The free energy of each shape shown in Fig. 4, at T = 300 K.
Fig. 5 The free energy of each shape shown in Fig. 4, at T = 300 K.

A restricted morphology map showing the lowest energy twinned palladium nanoparticle shapes (from candidates shown in 4), as a function of the number of Pd atoms (NPd) and the temperature (T). The grey region is inaccessible to this theoretical treatment.
Fig. 6 A restricted morphology map showing the lowest energy twinned palladium nanoparticle shapes (from candidates shown in 4), as a function of the number of Pd atoms (NPd) and the temperature (T). The grey region is inaccessible to this theoretical treatment.

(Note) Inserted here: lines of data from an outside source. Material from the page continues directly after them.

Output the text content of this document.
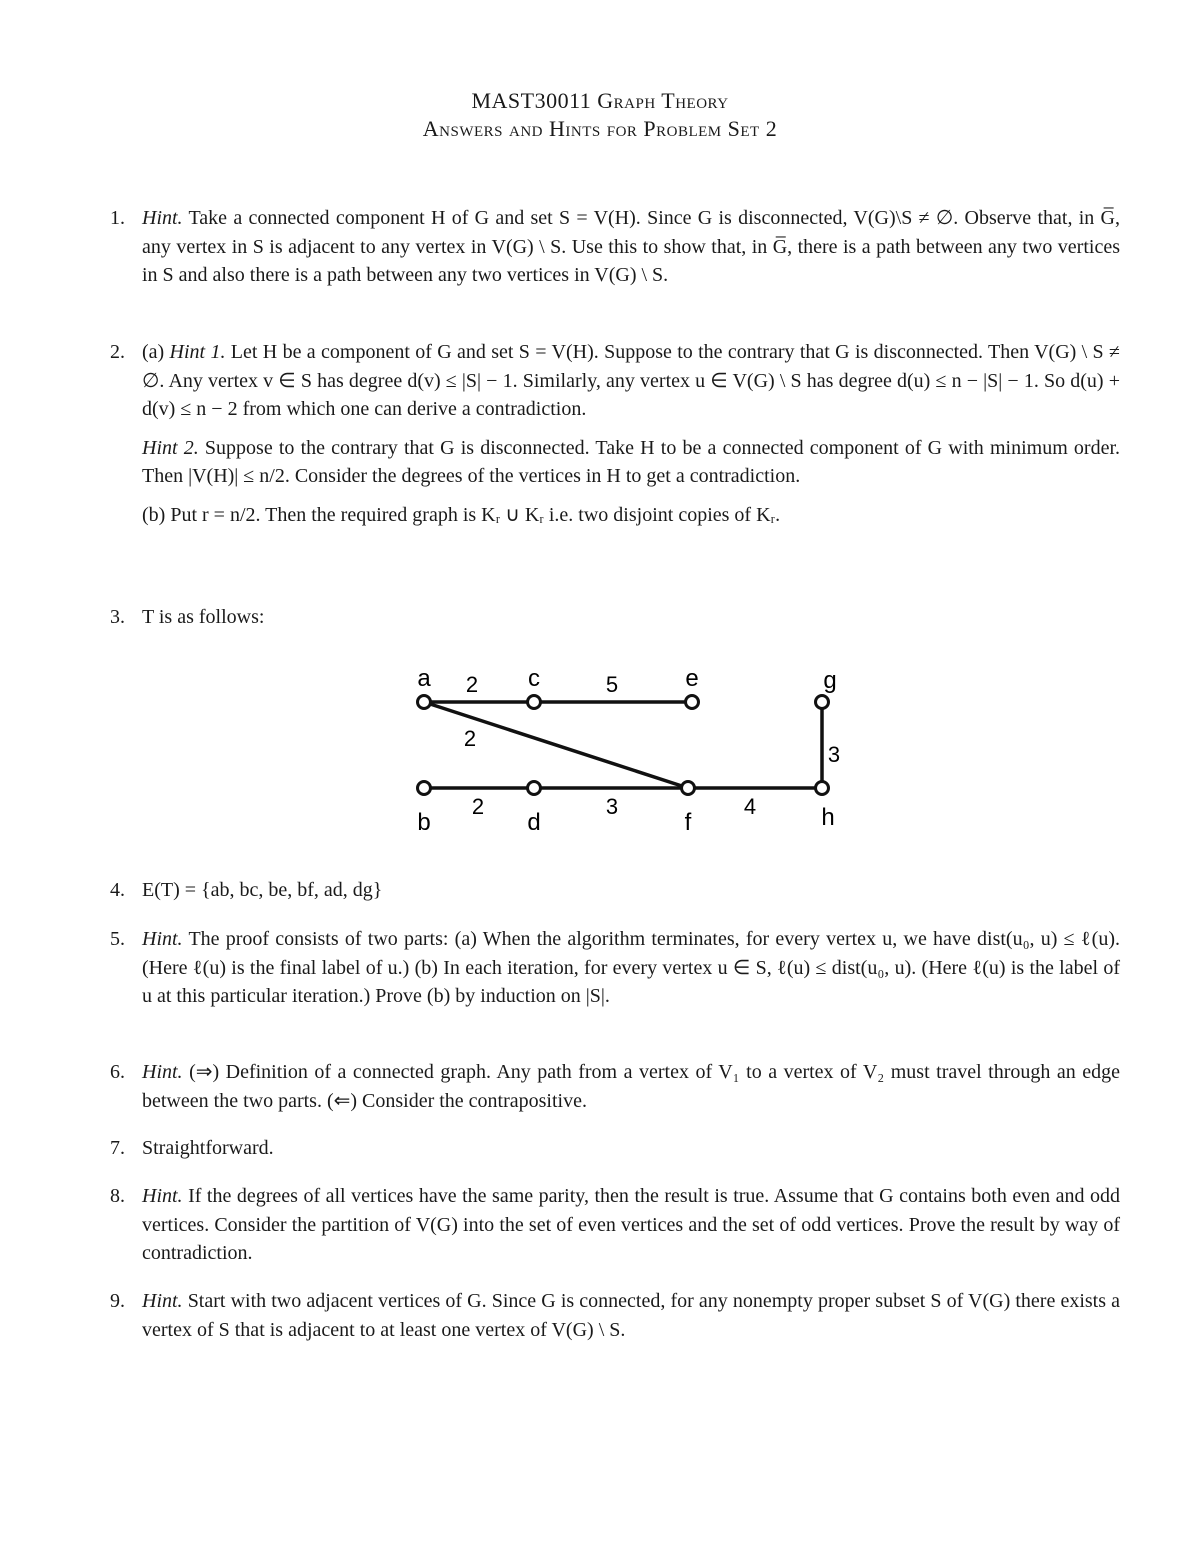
MAST30011 Graph Theory
Answers and Hints for Problem Set 2
1. Hint. Take a connected component H of G and set S = V(H). Since G is disconnected, V(G)\S ≠ ∅. Observe that, in G̅, any vertex in S is adjacent to any vertex in V(G) \ S. Use this to show that, in G̅, there is a path between any two vertices in S and also there is a path between any two vertices in V(G) \ S.

2. (a) Hint 1. Let H be a component of G and set S = V(H). Suppose to the contrary that G is disconnected. Then V(G) \ S ≠ ∅. Any vertex v ∈ S has degree d(v) ≤ |S| − 1. Similarly, any vertex u ∈ V(G) \ S has degree d(u) ≤ n − |S| − 1. So d(u) + d(v) ≤ n − 2 from which one can derive a contradiction.

Hint 2. Suppose to the contrary that G is disconnected. Take H to be a connected component of G with minimum order. Then |V(H)| ≤ n/2. Consider the degrees of the vertices in H to get a contradiction.

(b) Put r = n/2. Then the required graph is Kᵣ ∪ Kᵣ i.e. two disjoint copies of Kᵣ.

3. T is as follows:

a	c	e	g
b	d	f	h
2	5
2
2	3	4
3
4. E(T) = {ab, bc, be, bf, ad, dg}

5. Hint. The proof consists of two parts: (a) When the algorithm terminates, for every vertex u, we have dist(u₀, u) ≤ ℓ(u). (Here ℓ(u) is the final label of u.) (b) In each iteration, for every vertex u ∈ S, ℓ(u) ≤ dist(u₀, u). (Here ℓ(u) is the label of u at this particular iteration.) Prove (b) by induction on |S|.

6. Hint. (⇒) Definition of a connected graph. Any path from a vertex of V₁ to a vertex of V₂ must travel through an edge between the two parts. (⇐) Consider the contrapositive.

7. Straightforward.

8. Hint. If the degrees of all vertices have the same parity, then the result is true. Assume that G contains both even and odd vertices. Consider the partition of V(G) into the set of even vertices and the set of odd vertices. Prove the result by way of contradiction.

9. Hint. Start with two adjacent vertices of G. Since G is connected, for any nonempty proper subset S of V(G) there exists a vertex of S that is adjacent to at least one vertex of V(G) \ S.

Below the surface roughening transition the tetrahedral bipyramid (Fig. 4a) and prism (Fig. 4b) morphologies are expected, which is also consistent with the monocrystalline phase map, as these are the twinned versions of the tetrahedron (Fig. 1a) and octahedron (Fig. 1d), respectively. However, in contrast to the monocrystalline results, this collection of particles does exhibit size-dependent shape selectivity at low temperatures. At small sizes the decahedron is preferred, and at large sizes the truncated prism (that can also be described as a symmetrically twinned truncated octahedron) is preferred. Between these shapes, at around room temperature, the icosahedron occupies a region of the phase map (between ∼25 to ∼60 nm, at room temperature), which is consistent with experimental observations.19,84–86 While all of these shapes display a high degree of sphericity, this ordering is particularly interesting as it reveals a delicate balance between the shape, the degree of twinning, and the anisotropy in the surface properties (including the surface melting temperatures).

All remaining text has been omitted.